Precisely supports a variety of target formats for Kafka Topics, including JSON, AVRO and delimited. JSON is the preferred format for streaming changed data (CDC), particularly while testing as it is self-described. AVRO is essentially identical to JSON except that the Schema is maintained separately and the Kafka messages will have a significantly lighter payload compared to JSON.
With AVRO and JSON, you have the option of replicating an entire source record/row, including the before and after image for updates, without any mapping. This is performed via the REPLICATE function and the examples provided later in this document utilize the source descriptions to generate the target kafka payload.
You also have the option of customizing your output with the source to target mapping and dynamic construction of JSON with a custom payload format using Relational DDL type syntax and explicit source to target column mapping. While the custom target DDL can use any combination of upper and lower case as well as hyphens or underscores as the Kafka object names, we highly recommend against hyphens and also highly recommend using all lower case characters.
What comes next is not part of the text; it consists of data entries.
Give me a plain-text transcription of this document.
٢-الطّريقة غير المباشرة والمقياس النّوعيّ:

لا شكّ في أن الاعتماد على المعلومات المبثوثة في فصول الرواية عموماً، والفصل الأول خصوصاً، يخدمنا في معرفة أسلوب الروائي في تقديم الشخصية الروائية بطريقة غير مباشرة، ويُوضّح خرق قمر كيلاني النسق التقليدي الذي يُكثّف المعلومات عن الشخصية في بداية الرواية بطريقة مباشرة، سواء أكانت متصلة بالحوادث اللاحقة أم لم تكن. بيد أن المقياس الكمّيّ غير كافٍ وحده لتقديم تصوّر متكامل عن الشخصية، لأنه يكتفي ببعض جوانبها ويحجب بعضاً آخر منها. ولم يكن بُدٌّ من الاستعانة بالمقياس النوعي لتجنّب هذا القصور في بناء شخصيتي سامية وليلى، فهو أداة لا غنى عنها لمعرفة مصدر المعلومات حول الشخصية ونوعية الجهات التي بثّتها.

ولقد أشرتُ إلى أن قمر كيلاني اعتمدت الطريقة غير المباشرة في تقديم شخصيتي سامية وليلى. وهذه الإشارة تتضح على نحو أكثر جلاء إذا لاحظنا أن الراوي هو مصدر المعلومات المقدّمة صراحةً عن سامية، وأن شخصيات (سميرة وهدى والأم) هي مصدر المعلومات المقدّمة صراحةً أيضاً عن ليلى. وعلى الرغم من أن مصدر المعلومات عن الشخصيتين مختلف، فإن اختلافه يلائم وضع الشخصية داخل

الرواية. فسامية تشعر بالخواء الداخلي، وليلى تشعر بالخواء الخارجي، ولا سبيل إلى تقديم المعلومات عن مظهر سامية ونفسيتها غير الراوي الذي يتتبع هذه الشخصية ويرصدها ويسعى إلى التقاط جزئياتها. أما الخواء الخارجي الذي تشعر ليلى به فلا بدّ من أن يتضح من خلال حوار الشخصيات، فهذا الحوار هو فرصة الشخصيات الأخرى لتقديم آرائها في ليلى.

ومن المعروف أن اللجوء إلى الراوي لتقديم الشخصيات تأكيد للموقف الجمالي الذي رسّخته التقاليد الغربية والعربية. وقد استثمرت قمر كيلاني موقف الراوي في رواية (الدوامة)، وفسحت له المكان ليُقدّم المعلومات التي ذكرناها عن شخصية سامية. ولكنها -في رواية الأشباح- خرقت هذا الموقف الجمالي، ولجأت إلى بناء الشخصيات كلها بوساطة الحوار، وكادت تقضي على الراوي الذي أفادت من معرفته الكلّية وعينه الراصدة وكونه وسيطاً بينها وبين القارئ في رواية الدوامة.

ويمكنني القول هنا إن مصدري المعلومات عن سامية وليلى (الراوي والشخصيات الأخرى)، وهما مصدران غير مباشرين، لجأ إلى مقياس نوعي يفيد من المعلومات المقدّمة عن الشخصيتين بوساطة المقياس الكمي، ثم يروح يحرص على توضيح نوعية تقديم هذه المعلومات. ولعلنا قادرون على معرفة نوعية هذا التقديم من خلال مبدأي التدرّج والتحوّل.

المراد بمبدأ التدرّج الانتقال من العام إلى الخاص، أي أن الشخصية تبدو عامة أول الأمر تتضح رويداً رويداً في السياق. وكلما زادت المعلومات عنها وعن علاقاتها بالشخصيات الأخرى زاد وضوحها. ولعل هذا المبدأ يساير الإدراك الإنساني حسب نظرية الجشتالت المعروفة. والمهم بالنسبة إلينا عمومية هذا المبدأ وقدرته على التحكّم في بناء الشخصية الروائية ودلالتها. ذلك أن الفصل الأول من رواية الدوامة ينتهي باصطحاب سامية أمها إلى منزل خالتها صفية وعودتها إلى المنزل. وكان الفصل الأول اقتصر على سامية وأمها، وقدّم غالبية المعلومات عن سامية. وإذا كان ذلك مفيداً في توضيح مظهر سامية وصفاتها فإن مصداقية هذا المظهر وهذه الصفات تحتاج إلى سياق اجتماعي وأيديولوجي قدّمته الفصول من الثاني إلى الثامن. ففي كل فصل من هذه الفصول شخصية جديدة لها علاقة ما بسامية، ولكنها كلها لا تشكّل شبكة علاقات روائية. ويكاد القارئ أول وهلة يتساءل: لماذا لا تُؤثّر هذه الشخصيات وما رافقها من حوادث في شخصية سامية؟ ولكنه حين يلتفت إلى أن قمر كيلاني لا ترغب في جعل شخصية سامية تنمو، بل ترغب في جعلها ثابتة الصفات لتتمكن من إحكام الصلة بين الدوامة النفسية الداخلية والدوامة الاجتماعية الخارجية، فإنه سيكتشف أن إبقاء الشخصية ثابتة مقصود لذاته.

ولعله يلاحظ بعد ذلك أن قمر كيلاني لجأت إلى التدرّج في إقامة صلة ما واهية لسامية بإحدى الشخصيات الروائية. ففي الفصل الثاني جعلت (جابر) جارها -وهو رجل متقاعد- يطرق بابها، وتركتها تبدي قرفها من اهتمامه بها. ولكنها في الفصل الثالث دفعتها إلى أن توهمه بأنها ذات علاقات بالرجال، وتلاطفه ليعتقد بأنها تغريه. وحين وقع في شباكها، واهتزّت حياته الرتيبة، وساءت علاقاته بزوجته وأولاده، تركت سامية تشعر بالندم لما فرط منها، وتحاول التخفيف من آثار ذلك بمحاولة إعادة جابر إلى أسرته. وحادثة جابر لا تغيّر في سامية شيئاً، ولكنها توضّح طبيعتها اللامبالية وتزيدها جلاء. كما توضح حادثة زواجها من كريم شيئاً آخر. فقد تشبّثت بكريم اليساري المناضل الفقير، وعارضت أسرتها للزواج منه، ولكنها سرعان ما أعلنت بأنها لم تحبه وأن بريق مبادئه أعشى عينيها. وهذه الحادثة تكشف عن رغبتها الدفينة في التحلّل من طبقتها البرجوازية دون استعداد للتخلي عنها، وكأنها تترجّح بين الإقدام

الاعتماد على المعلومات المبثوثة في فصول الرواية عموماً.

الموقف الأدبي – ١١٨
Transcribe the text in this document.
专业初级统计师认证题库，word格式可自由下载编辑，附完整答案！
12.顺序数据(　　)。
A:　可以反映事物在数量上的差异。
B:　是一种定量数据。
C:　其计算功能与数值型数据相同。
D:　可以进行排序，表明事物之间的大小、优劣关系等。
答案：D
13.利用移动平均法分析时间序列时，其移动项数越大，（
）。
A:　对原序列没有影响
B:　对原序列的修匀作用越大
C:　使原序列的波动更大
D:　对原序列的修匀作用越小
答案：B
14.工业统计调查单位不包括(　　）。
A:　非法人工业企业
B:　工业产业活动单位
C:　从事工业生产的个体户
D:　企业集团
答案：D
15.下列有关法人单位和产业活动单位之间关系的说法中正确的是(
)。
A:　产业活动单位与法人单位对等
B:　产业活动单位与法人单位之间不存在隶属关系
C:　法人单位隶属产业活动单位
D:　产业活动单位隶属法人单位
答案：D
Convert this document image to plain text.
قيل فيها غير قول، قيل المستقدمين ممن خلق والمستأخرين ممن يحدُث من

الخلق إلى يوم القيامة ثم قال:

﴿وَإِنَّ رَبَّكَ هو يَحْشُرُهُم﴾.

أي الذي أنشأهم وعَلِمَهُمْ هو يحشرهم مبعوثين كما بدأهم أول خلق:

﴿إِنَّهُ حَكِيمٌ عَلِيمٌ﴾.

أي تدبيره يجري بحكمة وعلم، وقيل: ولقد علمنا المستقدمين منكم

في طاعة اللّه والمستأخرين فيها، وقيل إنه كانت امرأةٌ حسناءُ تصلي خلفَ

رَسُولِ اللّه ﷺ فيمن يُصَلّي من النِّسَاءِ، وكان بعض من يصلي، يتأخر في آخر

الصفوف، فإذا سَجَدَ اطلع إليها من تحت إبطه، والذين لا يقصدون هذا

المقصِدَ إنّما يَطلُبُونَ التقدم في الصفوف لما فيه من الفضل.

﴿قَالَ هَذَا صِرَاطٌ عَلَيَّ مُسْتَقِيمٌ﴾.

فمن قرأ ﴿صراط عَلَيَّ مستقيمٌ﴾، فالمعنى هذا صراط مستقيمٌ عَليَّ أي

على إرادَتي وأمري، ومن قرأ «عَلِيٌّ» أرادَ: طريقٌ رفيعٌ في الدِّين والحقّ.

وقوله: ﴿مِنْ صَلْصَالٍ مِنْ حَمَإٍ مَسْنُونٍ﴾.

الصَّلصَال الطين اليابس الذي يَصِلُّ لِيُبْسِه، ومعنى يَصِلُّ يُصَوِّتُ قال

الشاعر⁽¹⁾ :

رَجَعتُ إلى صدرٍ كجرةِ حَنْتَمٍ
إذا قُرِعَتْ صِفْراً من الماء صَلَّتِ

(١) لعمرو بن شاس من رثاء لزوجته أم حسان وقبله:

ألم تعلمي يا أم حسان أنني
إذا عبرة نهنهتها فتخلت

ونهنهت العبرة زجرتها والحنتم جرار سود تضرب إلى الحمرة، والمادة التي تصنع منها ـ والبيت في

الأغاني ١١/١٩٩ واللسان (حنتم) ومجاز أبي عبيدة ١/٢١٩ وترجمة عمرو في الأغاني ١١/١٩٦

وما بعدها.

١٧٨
The reason is that both are the defacto standards in the open source Kafka and Java communities. While you may be just getting started with Kafka, most large Kafka and Hadoop users later choose to separate the schemas from the data payload by using AVRO. While JSON is easy for a human to read it consumes significantly more storage. AVRO is one method of separating the two and it imposes much stricter rules on object names and data types.
You can also create a custom message using the PRINTF function. Please note that the scope of this document is not intended to discuss custom JSON. Visit Precisely https://www.precisely.com/support for assistance with this type of processing.
DATASTORE kafka:///* -- specify dynamic topic
OF JSON -- specify JSON format
AS TARGET
DESCRIBED BY GROUP DB2_SOURCE -- use source for REPLICATE
{“object_name”:SQDATA.EMPLOYEE,
"stck":"00d16918eb93309dc0",
"timestamp":"2018-06-01-13.18.41.780264",
"change_op":"U",
"after_image":
{
"empno":“000010”,
"first_name":“SANDRA”,
”midinit":“i”,
“last_name”:“HAAS”,
“workdept”:“A00”,
“phone_no":"3978",
"hire_date":"1978-09-15",
"job":"PRES",
"ed_level":14,
"sex":"f",
"birth_date":"1954-03-31",
"salary":59250.00,
"bonus":6600.00,
"comm":2340.00
},
"before_image":
{
"empno":“000010”,
"first_name":“CHRISTINE”,
”midinit":“I”,
“last_name”:“HAAS”,
“workdept”:“A00”,
“phone_no":"3978",
"hire_date":"1978-09-15",
"job":"PRES",
"ed_level":14,
"sex":"f",
"birthdate":"1954-03-31",
"salary":59250.00,
"bonus":6600.00,
"comm":2340.00
}
}
DATASTORE kafka:///* -- specify dynamic topic
OF AVRO -- specify AVRO format
AS TARGET
DESCRIBED BY GROUP DB2_SOURCE -- use source for REPLICATE
{"type":"record","namespace":"sqdata","name":"employee__replicate",
"fields":[
{"name":"change_op","type":"string"},
{"name":"object_name","type":"string"},
{"name":"alias","type":"string"},
{"name":"stck","type":"bytes","default":{"\u0000":1}},
{"name":"timestamp","type":"string"},{"name":"seq","type":"long"},
{"name":"after_image","type":["null",{"type":"record","name":"employee",
"fields":[
{"name":"empno","type":"string"},
{"name":"first_name","type":"int"},
{"name":"midinit","type":"string"},
{"name":"last_name","type":"string"},
{"name":"workdept","type":"string"},
{"name":"phone_no","type":"string"},
{"name":"hire_date","type":"string"},
{"name":"job","type":["null","string"]},
{"name":"ed_level","type":["null","string"]},
{"name":"sex","type":["null","string"]},
{"name":"birth_date","type":["null","string"]},
{"name":"salary","type":["null","int"]},
{"name":"bonus","type":"string"},
{"name":"comm","type":["null","string"]}
]}]},
{"name":"before_image","type":["null","employee"]}]}
Sample - AVRO data payload
No sample payload is included because in addition to removing the schema information and adding a header containing the Schema name, Registry ID number and date/time stamps, other formatting changes make the content of the file all but unreadable. For this reason Precisely suggests testing first with human readable JSON formatted output.